その二人が自民党議員に衆院の解散・総選挙をほのめかすものだから、不安に感じてきた衆議院議員も少なくなかった。ある中堅幹部はこう振り返る。
「自民党総裁選で推薦人として総理を担ぎ上げた松島みどりなどは昨年末、高市さん自身に『年末年始に海外に行こうと考えていますけれど、問題ありませんか』と尋ねたといいます。解散があれば選挙準備に入らなければならないので、そう聞いたわけです。
すると高市総理は『安心してどこへでも行ってください』と答えたみたい。その手の話が他の議員にも伝わり、『年明け早々の解散はない』と誰もが考えるようになっていたのです」
今井が高市に提案してきた1月9日の通常国会召集と同時の冒頭解散、25日投開票が消えた背景には、こうした裏事情があったという。高市が今井の提案を受け入れず、ここから二人のあいだにズレが生じていったといえる。
強硬姿勢がもたらした対外関係のひずみ
もっとも二人のズレはこれだけではない。もう一つが高市の台湾を巡る存立危機事態発言だ。政界では高市外交について、第二次安倍晋三政権との違いを指摘する声が少なくない。
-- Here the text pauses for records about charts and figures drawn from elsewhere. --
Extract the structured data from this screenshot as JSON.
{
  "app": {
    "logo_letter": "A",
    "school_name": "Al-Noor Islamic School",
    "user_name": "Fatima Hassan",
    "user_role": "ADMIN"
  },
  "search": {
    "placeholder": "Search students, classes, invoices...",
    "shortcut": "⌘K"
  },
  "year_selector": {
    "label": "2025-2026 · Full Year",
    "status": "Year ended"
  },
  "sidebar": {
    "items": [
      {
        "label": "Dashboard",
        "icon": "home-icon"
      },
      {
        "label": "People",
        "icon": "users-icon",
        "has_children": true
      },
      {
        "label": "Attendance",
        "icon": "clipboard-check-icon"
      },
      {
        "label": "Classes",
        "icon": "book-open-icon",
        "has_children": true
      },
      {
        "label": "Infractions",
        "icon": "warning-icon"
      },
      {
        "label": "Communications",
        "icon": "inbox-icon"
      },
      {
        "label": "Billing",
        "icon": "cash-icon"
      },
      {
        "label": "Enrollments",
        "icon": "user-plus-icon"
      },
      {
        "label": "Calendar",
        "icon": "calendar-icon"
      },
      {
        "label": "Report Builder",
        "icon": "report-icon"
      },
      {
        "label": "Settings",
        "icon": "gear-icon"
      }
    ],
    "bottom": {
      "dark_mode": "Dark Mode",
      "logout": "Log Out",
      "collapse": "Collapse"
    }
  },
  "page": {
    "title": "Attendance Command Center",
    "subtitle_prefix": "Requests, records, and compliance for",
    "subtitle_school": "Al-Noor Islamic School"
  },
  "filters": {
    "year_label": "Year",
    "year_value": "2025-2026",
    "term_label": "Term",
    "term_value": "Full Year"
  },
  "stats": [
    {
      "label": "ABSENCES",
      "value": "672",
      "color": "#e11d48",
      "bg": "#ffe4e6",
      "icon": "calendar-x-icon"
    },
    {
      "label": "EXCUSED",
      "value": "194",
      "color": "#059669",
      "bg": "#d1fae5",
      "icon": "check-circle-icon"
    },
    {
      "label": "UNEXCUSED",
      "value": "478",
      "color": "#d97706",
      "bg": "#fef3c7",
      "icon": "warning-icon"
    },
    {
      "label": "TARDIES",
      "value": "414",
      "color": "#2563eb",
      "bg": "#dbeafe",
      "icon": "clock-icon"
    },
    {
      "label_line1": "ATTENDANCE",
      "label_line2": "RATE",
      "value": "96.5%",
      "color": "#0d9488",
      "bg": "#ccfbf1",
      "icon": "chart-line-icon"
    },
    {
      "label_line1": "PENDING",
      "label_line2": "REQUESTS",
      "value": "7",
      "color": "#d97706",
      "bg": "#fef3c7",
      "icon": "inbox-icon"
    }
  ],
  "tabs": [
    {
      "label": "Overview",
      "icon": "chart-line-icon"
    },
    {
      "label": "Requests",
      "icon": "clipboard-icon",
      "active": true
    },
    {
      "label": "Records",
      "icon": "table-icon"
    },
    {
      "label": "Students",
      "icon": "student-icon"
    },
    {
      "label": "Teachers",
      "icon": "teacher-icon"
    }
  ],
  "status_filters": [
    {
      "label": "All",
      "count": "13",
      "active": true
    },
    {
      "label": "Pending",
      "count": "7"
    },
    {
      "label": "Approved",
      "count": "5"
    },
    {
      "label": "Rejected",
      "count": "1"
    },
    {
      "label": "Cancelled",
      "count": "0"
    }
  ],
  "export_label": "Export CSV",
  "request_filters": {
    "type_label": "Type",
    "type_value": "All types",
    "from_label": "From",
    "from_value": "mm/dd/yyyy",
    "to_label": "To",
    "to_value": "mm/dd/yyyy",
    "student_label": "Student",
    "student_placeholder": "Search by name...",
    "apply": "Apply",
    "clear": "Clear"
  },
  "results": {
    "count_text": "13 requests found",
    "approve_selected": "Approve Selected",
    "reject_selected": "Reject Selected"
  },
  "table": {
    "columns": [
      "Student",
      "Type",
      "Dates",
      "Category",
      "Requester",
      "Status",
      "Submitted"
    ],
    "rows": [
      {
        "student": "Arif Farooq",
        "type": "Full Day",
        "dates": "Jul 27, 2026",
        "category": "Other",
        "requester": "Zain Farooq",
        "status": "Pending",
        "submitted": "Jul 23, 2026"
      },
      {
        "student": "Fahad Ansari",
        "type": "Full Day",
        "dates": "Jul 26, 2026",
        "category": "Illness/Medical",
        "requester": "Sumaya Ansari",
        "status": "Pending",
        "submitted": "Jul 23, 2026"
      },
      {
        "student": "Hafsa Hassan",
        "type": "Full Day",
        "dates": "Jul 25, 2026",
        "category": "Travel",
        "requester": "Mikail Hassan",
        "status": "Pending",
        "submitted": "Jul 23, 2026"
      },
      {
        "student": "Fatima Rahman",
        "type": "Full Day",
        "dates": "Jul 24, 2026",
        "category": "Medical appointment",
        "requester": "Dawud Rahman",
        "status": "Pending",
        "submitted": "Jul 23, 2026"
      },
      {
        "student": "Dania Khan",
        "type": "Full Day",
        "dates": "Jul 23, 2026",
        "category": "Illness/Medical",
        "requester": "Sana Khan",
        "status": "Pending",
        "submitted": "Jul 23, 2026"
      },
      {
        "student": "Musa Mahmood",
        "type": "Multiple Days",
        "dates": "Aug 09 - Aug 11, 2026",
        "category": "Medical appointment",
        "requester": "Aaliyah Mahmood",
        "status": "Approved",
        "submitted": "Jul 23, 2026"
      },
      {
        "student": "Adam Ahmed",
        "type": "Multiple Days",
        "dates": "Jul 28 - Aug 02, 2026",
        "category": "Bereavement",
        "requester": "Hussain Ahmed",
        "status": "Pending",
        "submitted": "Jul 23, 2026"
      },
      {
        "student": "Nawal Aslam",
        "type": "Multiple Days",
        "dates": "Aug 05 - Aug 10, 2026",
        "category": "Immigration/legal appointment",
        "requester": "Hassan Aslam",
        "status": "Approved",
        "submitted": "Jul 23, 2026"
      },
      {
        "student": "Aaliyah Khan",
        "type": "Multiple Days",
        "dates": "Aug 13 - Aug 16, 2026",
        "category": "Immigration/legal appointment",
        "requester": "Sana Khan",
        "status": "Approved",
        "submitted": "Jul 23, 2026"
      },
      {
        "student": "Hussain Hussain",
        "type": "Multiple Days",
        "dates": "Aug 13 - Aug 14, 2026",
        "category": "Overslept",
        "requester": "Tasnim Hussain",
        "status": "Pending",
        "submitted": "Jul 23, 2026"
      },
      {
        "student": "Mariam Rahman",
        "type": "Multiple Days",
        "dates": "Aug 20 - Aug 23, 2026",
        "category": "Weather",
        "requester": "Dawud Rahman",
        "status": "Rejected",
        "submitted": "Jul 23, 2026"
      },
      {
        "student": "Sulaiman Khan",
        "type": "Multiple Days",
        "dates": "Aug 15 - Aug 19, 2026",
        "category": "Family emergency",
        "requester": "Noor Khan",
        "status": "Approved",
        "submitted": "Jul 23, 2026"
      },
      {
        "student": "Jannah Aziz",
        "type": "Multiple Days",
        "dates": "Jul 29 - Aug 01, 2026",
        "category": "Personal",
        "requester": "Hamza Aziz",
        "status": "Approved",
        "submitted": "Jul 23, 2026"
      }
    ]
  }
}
安倍は「ドナルド」「シンゾ―」と互いにファーストネームで呼び合った米大統領トランプとのゴルフ外交で知られた。半面、中国総書記の習近平が進める経済圏構想「一帯一路」政策にも協力する姿勢を見せた。
安倍を慕う高市もまた首脳会談で「ドナルド」と呼んだ。が、対中関係は自らの存立危機事態発言のせいでこじれてしまう。周知のように今もって改善の兆しが見えない。そこに苛立った今井が高市に対し、台湾海峡の存立危機事態発言の撤回を求めた。
高市に対するその助言の裏には、今井なりの成功体験がある。
第二次安倍政権後半の2017年5月のことだ。安倍政権内では、自民党幹事長の二階俊博の訪中を巡ってひと悶着あった。
親中派として知られる二階は自民党の幹事長時代に毎年のように訪中し、このときは一帯一路政策を進める習近平と直接会う段取りをつけた。そこでアジアインフラ投資銀行(AIIB)の協力を約束する中国国家主席宛ての首相親書を持参した。
通常、この手の外交親書は外務省が草案を書き、官邸にいる外務省出身の事務秘書官を通じて首相に親書の中身の確認を求める。事実上、外務省が書く内容を煮詰め、最終的に外務大臣の決裁を経て首相が了承する運びだ。
しかし、このときは違った。米国との関係を重視してきた外務省としては、中国の一帯一路政策に全面協力するような親書など起草できない。したがってそれなりの曖昧な表現にとどめてきたようだが、それを今井が書き換えて二階に託したのである。